Era uma das grandes instituições tradicionais, que seguiu as regras para evitar lavagem de dinheiro. A solução foi buscar um banco menor, que foi capaz de analisar a documentação no detalhe e liberar o pagamento.
“Um fato que atravessa todos os países pesquisados é a dimensão do racismo”, diz Adriana Barbosa, diretora executiva do Instituto Feira Preta, que coordenou o levantamento. “O racismo institucional faz com que esses empreendedores, apesar de muitas vezes terem nível de escolaridade alto, tenham mais dificuldade no acesso a crédito, infraestrutura e tecnologia, o que impede seu crescimento.”
A pesquisa mostrou que, em média, metade dos empreendedores já sofreu algum tipo de racismo. Peru (com 60% dessa percepção) e Colômbia (com 54%) se destacam nesse quesito. A discriminação racial acontece, sobretudo, por parte de clientes e também é percebida em processos burocráticos. “O reflexo disso é sempre uma tentativa de desvalorização do produto, de barganha pelo preço”, afirma ela.

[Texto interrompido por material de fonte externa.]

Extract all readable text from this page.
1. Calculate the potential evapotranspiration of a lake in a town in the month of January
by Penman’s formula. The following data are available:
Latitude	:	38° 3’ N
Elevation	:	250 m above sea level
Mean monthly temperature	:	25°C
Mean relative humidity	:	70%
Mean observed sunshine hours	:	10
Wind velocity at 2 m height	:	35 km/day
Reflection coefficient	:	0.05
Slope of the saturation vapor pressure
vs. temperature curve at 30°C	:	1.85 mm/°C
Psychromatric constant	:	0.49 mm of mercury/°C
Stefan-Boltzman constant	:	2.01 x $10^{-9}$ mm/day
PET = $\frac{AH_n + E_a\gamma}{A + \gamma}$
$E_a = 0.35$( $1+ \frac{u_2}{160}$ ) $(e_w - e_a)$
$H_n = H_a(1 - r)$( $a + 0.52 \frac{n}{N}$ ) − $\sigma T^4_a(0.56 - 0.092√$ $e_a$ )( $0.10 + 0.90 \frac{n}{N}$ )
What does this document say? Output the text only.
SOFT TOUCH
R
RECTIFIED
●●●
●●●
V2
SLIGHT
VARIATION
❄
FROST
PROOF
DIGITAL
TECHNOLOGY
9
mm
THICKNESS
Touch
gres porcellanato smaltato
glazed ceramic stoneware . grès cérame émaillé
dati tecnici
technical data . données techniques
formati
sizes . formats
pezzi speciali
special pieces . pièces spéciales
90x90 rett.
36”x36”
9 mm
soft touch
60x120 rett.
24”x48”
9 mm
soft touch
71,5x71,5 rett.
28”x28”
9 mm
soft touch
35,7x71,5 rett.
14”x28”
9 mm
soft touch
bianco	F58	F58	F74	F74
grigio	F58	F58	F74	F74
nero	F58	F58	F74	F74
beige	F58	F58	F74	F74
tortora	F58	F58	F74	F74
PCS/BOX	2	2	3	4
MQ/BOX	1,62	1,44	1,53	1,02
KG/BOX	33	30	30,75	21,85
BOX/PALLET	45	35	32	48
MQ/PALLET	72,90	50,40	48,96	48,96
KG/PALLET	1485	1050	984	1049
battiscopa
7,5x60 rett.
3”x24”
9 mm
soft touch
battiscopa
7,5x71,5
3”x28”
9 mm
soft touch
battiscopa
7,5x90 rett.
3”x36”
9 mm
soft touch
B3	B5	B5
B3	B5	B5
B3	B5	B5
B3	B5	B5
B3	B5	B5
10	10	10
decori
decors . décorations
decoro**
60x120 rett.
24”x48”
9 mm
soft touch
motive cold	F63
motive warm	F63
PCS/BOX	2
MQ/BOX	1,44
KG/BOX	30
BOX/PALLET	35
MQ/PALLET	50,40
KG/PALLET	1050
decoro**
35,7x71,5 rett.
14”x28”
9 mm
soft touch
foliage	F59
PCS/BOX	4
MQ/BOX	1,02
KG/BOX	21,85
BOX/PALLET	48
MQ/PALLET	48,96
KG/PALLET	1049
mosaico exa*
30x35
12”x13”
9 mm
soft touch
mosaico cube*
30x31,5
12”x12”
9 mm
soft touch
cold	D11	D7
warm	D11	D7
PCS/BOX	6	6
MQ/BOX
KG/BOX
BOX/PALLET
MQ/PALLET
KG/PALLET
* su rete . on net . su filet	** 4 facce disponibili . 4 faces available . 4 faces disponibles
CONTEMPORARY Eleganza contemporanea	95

Uma saída é percebida no tipo de empreendimento aberto pelos negros. Depois de restaurantes, a atividade mais comum a esses empreendedores (mais de 12%, em média, na América Latina), comércio varejista e serviços de tecnologia são as mais buscadas. “São atividades, como colocar lojas em marketplaces, que se faz em home office”, diz Adriana.
O crescimento dos afroempreendimentos no Brasil também coincidiu com a ascensão das fintechs. Para ela, não por acaso. “Fintech não tem porta giratória e nem segurança que impedem acesso”, afirma. “São processos digitais que não veem a cor da pele.”